Wednesday, March 28, 2007

Poetry, Chapter 8, "Understanding the Text: Tone"

"Poetry is full of surprises."
Predictable subjects can still surprise.
Theme: What a says about its subject.
Tone: The feelings or attitude about the theme.
Common themes: Love, death, marriage, childhood, specific event, an inanimate object, flora, animals, ocean, a meal, growing up, declaration of feeling/independence...pretty much anything can be made into a poem.
"Barbie Doll" by Marge Piercy
Wow...with the imagery of childhood toys, this poem speaks to a dead woman who could not bear to live in a world that sees physical perfection as the highest currency.
The title brought the expectation for me that the poem would be about a favorite childhood toy, yet as I read the comments she heard from others, "exercise, diet, smile, and wheedle." I was led to the theme that it's common to feel we don't live up to others expectations. "To every woman a happy ending." seems to allude to the idea that in the end, she was dressed up pretty and got a new nose from the mortician, "a turned-up putty nose." and finally she looked good! Such a sad poem, really hit home about "fitting in" and how cruel people can be. I think the tone of the poem was sarcasm...as if...."are you happy now, jackass...she's pretty. She may be dead, but she looks good!"
The speaker: a family friend...a neighbor...some one who saw or heard what comments were made to the girl about her physical characteristics...yet just seems to be watching from beyond interaction and sees the hypocracy of the conditional love and then expresses the sarcastic telling of the sad turn of events.

"Leaving the Motel" by W. D. Snodgrass

Snodgrass...love that name!
Anyway, the theme is romance and a one-nighter. "We've nowhere we could keep a keepsake-"...like it's a clandestine meeting, private and secret. The tone is acceptance for a temporary pleasure. Hmm...could be something else, like...sweet memories. "That's all. We can't tell when we'll come back, can't press claims, we would no doubt have other rooms then, or other names." They have checked into separate rooms, under assumed names, and join in one room only to cover their affair. They might get to meet again, yet...who know when...and who knows what name they'll use next time. There are no names mentioned in the poem, so that keeps the "secret" facade going...and the acceptance of the limitations of their relationship and no discussion of the physical intimacy they shared, only the terms of their meeting. Sad, and happy...glad they could find some temporary happiness and pleasure and sad that they have to sneak around to get it. Maybe "lilacs" is a metaphor for the love they made...and that the flowers are left behind in the rented room at their "wayside" meeting place?

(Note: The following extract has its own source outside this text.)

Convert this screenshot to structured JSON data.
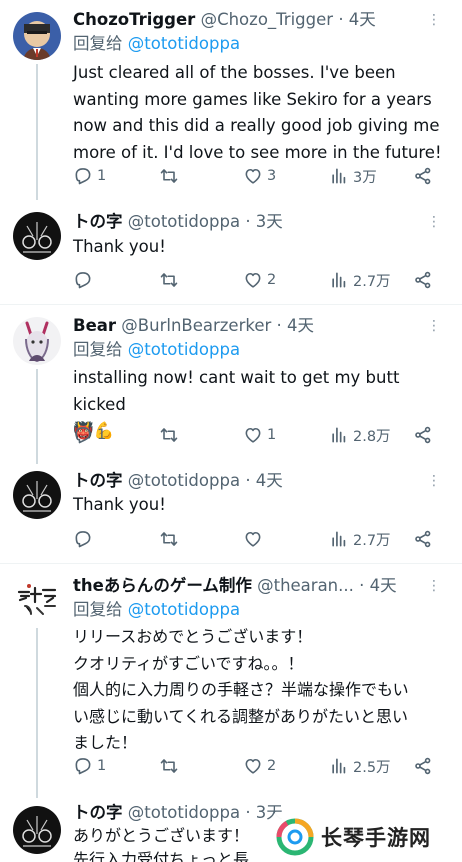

"Woodchucks" by Maxine Kumin

The theme is animals..."The food from our mouths, I said, righteously thrilling to the feel of the .22, the bullets' neat noses. I, a lapsed pacifist fallen from grace." The animals the speaker had tried to kill with cyanide had a percentage of survivors who were hiding below where the poison couldn't reach. The tone is anger...the writer, feeling he was a non-violent man, was brought to anger and violence with his anger toward the food thieves. I think the speaker is a man, the provider of the family...and felt vexed by the survival of the little animals which now lived to eat their food. Then, the speaker writes about shooting the survivors...like a triumph over an enemy, "Ten minutes later I dropped the mother." And, there is one more left...and he hunts this one at night and he dreams of killing it, "I sight along the barrel in my sleep." Eeww! This guy has an axe to grind...just waiting to pick off the last one! Then, he uses the simile of the Nazi camps of death that he wished they had all died without a fight with the first poisoning attempt....unseen, as if he didn't see the prisoners at the internment camps of Hitler, yet he knew there was death, "If only they'd all consented to die unseen gassed underground the quiet Nazi way."I wouldn't equate the murder of scores of human with a few garden-eating rodents...yet the idea of how badly the speaker wanted them all dead really came across. Wow! I just read the paragraphs about the poem on page 425 and the speaker was a woman! I really called that one wrong! She's a gritty and angry survivor...ain't she? And, so crass and cold.